Cryo-EM Technique – Uncovered the Atomic Structure of a Key Alzheimer’s Protein for the First Time

Posted By on September 24, 2017

alzehimer

Tau protein abnormal deposit is one of the most important characteristics for Alzheimer. Recently, a new finding published in Nature obtained high-resolution images of those protein deposit structures caused by Alzheimer and other neurodegenerative disease for the first time. These finding can help scientists understand how these protein harmful deposit process function at the molecular level, and help develop new treatments to prevent the formation of these proteins, and thus treat Alzheimer’s disease and dementia.

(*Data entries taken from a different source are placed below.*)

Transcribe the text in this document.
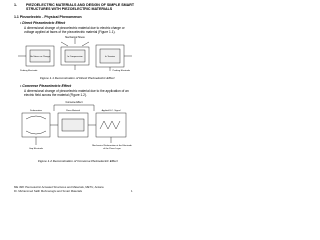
1.	PIEZOELECTRIC MATERIALS AND DESIGN OF SIMPLE SMART STRUCTURES WITH PIEZOELECTRIC MATERIALS
1.1 Piezoelectric - Physical Phenomenon
• Direct Piezoelectric Effect
A dimensional change of piezoelectric material due to electric charge or voltage applied at faces of the piezoelectric material (Figure 1.1).
Mechanical Stress
No Stress or Charge	In Compression	In Tension
Probing Electrode	Probing Electrode
Figure 1.1 Demonstration of Direct Piezoelectric Effect
• Converse Piezoelectric Effect
A dimensional change of piezoelectric material due to the application of an electric field across the material (Figure 1.2).
Converse Effect
Deformation	Piezo Material	Applied E.C. Signal
Gap Electrode
Mechanical Deformation at the Electrode of the Piezo Layer
Figure 1.2 Demonstration of Converse Piezoelectric Effect
ME 498: Piezoelectric Actuated Structures and Materials, METU, Ankara
Dr. Muhammed Salih Mehmetoglu and Smart Materials	1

Alzheimer is a common neurodegenerative disease, and, at pathogenesis level, there is no cure method now. The occurrence of Alzheimer’s disease is related to the abnormal accumulation of two proteins. One is Tau protein accumulation inside the neuronal cell and the other is amyloid beta protein deposited outside the neuronal cell. There are neuronal injury and neuritic plaques in patient’s cerebral cortex and their nerve fibers are damaged by paired Tau protein fibers which are tangled together. The Tau protein fibers also appear in the brain of other neurodegenerative patients.tau protein from wiki

Fig1. Tau protein (from wiki)

In healthy brains, the original function of the Tau protein is to maintain the stability of the microtubules. But when the Tau protein become defective, it forms a bundle of intertwined nerve fibers, which are thought generally to interfere the transmission of information between brain cells. That’s how the Tau protein cause the nerve degeneration and cognitive decline in Alzheimer’s symptoms.

 

In this study, the researchers, led by the MRC Laboratory of Molecular Biology (LMB) in the UK, extracted Tau protein from the patient’s brain which confirmed diagnosis of Alzheimer and captured high-resolution Tau protein images by using cryo-electron microscopy (cryo-EM) technique.

 

Scientists have been studying the relationship between Tau protein and Alzheimer’s disease for a long time. But up until now, they’ve never been able to study Tau protein fibers so close. Current low temperature microscopic imaging technique with resolution of 3.4-3.5 Å provides opportunities for drug discovery which combats with Tau protein deposit go to a new era.

 

Tau proteinfilaments

 

Understanding protein complexes helps drug research and development

 

“This is a tremendous step forward,” says one of the team, Bernardino Ghetti from Indiana University. “It’s clear that tau is extremely important to the progression of Alzheimer’s disease and certain forms of dementia. In terms of designing therapeutic agents, the possibilities are now enormous.”

 

“Drugs that could clear away clumps of protein in the brain are a key goal for researchers, but to directly affect these proteins, molecules that make up a drug need to latch on and bind to their surface,” explains the head of research at Alzheimer’s Research UK, Rosa Sancho. “Knowing the precise shape of these complex protein structures is enormously valuable in guiding the development of targeted drugs.”

 

A considerable number of scientists have studied how abnormal Tau and beta-amyloid proteins have led to disease. But these findings are often questioned because we cannot determine whether the structure difference between protein synthesized in the laboratory and formed in the human body is small enough to have a reference value.

 

In this study, because the researchers obtained the Tau protein from the deceased patient, researchers now have the ability to investigate how abnormal filaments function at an atomic level in the human brain – and studying these tangles won’t only benefit Alzheimer’s research, the team says. “This is a big step forward as far as tau goes but it is bigger than that.” Michel Goedert, a neurobiologist at the British Molecular Biology Laboratory, says “This is the first time anybody has determined the high-resolution structure from human brain samples for any of these diseases. The next step is to use this information to study the mechanisms of neurodegeneration.”

 

Although we cannot predict what results scientists will finally get from this study, it is certainly an influential turning point. Ghetti said this study was one of the most important discoveries on Alzheimer in last twenty years, which changed the related research direction into protein deposit harmful to human.

 

It may take many more years (or even decades) for new treatments to ultimately come out of this – but at least we’re now a big step closer to that long-hoped-for eventuality, which before now may have been impossible.

 

“It’s like shooting in the dark – you can still hit something but you are much more likely to hit if you know what the structure is,” explains one of the team, LMB’s Sjors Scheres. “We are excited – it opens up a whole new era in this field, it really does.”